Por: Miguel Gómez Martínez

Que duerman tranquilos

COMO SUCEDE CON FRECUENCIA en nuestro país, pasó desapercibida la noticia publicada recientemente sobre el aumento de la impunidad en Colombia. Según un estudio de la Unión Europea, la impunidad aumentó del 95 al 97 por ciento en los últimos tres años.

Sólo el 30 por ciento de los capturados en flagrancia terminan siendo condenados. Más grave aún, la posibilidad de que un homicida sea condenado en Colombia es del siete por ciento. De los 62.737 homicidios registrados entre enero de 2005 y mayo de 2008, sólo 1.699 concluyeron con una condena.

Estas cifras ratifican la gravedad del problema de nuestro aparato judicial. No importa el número de reformas ni la cantidad de dinero del presupuesto general destinado a la justicia. No importa si la Policía mejora su efectividad en la lucha contra el crimen. Nada de ello se traduce en una mejor administración de justicia. Los bandidos y asesinos pueden dormir tranquilos, pues la justicia no los perseguirá. El pomposo y pesado sistema judicial colombiano es probablemente el más ineficiente del mundo. Los jueces, fiscales, procuradores y magistrados seguirán argumentando la falta de recursos y la congestión de los despachos. La verdad pura y llana es que, con la excepción del sector defensa en los últimos años, ningún otro sector de la administración pública ha recibido más recursos que la justicia. Los resultados son, desde cualquier perspectiva que se analicen, lamentables.

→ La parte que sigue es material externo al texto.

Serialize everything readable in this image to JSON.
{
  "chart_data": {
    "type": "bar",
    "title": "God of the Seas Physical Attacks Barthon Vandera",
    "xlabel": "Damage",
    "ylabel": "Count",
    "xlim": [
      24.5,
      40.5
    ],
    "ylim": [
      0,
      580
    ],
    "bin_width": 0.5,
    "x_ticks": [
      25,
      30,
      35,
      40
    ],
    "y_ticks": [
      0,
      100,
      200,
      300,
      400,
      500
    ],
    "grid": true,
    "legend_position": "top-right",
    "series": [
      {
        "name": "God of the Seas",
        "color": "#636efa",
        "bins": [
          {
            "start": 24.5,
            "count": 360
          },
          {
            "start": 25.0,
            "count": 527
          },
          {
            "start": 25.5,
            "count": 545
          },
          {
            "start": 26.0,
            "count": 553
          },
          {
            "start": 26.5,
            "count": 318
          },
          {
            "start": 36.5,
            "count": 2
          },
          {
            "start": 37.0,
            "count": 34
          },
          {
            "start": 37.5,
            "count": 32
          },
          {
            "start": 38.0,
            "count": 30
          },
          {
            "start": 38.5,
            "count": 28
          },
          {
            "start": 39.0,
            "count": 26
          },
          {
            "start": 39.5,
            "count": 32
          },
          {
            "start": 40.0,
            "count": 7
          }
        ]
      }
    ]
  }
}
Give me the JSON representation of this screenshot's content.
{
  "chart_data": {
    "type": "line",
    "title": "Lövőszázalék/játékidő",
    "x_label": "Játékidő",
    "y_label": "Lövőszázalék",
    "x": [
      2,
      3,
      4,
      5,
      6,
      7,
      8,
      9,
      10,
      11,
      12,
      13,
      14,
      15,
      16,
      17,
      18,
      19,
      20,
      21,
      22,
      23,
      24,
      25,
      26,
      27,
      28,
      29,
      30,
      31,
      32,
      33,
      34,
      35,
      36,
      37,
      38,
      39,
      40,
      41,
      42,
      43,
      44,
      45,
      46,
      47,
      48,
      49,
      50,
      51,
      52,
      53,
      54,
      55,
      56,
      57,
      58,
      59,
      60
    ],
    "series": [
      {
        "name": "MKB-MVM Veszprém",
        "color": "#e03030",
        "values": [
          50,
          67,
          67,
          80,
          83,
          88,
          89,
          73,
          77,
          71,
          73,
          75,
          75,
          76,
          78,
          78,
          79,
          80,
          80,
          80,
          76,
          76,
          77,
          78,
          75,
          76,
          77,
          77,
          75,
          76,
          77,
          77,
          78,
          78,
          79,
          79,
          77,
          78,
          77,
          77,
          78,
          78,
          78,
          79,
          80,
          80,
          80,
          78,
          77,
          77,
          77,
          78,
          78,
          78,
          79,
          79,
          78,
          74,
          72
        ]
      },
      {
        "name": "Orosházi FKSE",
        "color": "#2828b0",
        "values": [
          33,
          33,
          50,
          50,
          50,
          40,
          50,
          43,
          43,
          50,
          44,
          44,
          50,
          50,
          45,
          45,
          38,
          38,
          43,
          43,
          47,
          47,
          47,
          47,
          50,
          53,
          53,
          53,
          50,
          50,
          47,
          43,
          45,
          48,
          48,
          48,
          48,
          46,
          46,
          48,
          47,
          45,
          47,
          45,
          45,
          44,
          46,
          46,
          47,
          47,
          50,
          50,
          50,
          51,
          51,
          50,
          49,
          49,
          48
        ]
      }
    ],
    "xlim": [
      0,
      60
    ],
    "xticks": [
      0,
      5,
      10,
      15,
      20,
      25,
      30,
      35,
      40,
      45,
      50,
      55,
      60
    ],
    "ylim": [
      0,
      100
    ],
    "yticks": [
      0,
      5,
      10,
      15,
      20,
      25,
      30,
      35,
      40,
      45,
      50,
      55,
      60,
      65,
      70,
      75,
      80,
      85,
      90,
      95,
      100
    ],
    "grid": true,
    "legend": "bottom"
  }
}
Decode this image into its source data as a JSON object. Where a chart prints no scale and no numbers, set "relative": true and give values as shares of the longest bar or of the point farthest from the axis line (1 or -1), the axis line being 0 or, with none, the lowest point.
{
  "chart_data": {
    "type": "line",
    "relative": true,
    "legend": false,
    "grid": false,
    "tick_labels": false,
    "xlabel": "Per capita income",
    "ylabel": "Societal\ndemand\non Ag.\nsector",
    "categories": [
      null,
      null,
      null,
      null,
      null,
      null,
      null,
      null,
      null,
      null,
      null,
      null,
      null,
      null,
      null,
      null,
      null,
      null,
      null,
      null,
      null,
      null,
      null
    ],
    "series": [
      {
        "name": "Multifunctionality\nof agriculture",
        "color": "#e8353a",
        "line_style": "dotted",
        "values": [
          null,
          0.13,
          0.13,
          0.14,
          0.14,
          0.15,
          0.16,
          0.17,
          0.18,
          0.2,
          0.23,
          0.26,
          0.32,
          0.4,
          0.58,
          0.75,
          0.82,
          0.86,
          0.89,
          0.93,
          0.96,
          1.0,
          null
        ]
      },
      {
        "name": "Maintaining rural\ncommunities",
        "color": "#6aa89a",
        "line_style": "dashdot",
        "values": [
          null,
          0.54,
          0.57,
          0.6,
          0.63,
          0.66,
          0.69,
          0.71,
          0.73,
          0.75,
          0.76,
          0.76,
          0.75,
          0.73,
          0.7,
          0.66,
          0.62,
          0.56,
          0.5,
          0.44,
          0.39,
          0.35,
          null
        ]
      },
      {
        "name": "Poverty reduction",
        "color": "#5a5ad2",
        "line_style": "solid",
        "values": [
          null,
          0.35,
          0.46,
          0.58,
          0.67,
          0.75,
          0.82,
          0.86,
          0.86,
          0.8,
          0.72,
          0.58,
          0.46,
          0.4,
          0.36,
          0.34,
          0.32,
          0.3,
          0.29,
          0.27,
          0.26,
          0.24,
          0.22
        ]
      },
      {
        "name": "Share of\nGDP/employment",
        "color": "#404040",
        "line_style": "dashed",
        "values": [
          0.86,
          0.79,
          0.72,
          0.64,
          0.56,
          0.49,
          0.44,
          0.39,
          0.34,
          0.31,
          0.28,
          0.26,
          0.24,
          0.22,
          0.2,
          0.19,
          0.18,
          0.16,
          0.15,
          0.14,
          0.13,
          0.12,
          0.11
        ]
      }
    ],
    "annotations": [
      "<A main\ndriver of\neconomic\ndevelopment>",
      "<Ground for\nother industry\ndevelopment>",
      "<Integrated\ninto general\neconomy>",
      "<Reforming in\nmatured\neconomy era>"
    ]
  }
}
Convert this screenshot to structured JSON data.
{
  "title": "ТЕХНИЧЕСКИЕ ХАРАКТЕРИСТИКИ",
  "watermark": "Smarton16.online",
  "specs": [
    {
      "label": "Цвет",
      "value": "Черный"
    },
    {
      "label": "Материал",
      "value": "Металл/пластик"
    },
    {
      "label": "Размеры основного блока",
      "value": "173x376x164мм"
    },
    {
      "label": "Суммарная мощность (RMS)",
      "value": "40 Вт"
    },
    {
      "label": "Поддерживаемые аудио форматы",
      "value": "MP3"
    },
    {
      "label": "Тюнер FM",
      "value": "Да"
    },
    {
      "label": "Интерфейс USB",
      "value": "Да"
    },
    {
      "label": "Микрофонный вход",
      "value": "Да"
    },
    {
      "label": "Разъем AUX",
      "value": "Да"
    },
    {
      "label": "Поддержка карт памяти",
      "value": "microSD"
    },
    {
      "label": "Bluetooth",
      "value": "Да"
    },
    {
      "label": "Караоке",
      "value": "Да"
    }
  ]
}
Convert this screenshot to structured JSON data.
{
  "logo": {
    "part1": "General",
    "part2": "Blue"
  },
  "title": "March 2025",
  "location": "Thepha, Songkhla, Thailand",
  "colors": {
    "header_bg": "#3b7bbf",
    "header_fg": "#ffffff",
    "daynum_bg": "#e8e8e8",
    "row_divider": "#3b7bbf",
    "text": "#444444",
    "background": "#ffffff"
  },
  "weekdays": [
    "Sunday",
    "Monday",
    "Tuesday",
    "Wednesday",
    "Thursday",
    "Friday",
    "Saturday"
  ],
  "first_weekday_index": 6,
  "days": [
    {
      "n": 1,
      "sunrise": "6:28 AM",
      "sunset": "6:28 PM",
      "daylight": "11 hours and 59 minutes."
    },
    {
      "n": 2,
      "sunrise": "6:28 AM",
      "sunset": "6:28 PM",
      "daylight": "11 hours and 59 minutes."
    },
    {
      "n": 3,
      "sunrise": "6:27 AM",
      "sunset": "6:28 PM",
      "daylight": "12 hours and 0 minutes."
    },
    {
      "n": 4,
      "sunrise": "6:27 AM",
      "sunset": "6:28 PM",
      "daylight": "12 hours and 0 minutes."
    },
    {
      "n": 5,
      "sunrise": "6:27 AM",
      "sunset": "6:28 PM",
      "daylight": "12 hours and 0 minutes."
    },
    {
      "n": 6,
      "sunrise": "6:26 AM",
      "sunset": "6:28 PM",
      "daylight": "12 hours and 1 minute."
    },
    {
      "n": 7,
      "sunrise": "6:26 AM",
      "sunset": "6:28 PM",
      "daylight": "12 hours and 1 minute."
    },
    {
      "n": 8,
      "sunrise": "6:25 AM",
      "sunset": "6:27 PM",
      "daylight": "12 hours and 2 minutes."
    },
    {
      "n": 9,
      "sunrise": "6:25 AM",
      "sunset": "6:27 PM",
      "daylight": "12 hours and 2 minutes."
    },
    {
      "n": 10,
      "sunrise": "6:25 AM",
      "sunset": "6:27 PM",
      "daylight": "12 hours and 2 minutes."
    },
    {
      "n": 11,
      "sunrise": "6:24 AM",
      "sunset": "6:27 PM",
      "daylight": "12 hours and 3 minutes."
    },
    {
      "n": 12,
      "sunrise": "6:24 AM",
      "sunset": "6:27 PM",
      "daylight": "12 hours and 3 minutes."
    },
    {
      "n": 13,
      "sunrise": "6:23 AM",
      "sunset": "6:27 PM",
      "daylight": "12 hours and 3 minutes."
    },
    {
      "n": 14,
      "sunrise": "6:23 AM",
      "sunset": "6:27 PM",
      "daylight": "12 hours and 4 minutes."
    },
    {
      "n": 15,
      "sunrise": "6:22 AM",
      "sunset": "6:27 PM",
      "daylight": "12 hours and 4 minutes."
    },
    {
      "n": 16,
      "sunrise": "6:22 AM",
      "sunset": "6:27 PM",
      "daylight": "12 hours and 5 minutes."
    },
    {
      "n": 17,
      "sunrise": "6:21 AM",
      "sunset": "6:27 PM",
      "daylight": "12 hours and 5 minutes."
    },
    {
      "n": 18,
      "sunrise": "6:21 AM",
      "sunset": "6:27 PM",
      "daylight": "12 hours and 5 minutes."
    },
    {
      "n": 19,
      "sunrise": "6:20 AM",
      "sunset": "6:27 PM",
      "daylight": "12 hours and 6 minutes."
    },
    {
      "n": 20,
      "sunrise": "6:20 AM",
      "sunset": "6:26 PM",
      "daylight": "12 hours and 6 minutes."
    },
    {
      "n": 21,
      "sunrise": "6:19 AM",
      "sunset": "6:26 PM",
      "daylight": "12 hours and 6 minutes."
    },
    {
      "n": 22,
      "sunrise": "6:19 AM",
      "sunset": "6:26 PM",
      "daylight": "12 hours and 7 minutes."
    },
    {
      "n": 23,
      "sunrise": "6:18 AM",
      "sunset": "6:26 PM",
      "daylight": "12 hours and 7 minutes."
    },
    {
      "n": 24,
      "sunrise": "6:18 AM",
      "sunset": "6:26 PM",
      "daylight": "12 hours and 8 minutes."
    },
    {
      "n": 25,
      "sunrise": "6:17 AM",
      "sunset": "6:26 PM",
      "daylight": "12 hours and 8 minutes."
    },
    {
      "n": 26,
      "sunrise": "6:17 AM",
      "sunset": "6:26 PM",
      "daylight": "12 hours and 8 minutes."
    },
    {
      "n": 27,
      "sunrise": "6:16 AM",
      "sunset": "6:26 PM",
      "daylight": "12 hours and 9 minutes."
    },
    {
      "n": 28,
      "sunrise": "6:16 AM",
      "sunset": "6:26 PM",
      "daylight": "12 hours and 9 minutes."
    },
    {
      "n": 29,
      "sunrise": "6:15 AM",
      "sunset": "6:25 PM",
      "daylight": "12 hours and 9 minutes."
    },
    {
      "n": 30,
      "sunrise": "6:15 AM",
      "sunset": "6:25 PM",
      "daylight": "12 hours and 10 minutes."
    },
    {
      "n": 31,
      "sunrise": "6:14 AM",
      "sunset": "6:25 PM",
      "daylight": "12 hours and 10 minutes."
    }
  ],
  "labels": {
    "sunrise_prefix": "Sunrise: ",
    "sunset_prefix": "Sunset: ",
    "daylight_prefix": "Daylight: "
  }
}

La raíz del problema es estructural y se remonta al nacimiento de la República. Creemos que todo debe estar legislado y reglamentado. El santanderismo piensa que el imperio de la ley es superior al reino de la justicia. Por eso estamos llenos de leyes que nadie cumple ni hace respetar. Los legisladores, fieles a esta visión formalista de la justicia, se preocupan más por el procedimiento que por el espíritu; prefieren proteger los derechos de los culpables, que los de las víctimas. Son más importantes los derechos que los deberos de los ciudadanos. Se le rompió el espinazo dorsal a la ética civil y los culpables se escudan en la lentitud e inoperancia de la justicia para cometer sus fechorías.

La ausencia de una justicia eficaz es, sin duda, el principal problema de nuestra democracia. No habrá seguridad real si los criminales saben que el riesgo de ser perseguidos por la justicia es casi nulo. No habrá prosperidad si no podemos garantizar que las leyes se cumplan. No es posible la convivencia social si la ineficiencia de la justicia protege a los culpables y los exonera por vencimiento de términos o por simples errores judiciales.

El aparato judicial es reacio a aceptar mediciones de eficiencia. Seguirá exigiendo más recursos cuando el problema es de mentalidad. El sistema judicial es el agujero negro del sector público nacional. Las cifras de impunidad son el reflejo evidente del estruendoso fracaso de su misión constitucional.

Colombia es el reino de la impunidad. Si a ello le sumamos los constantes conflictos de nuestras altas Cortes, la inestabilidad de la jurisprudencia y la inseguridad de los criterios de interpretación, tenemos un panorama desolador.

Una sociedad sin justicia no es viable.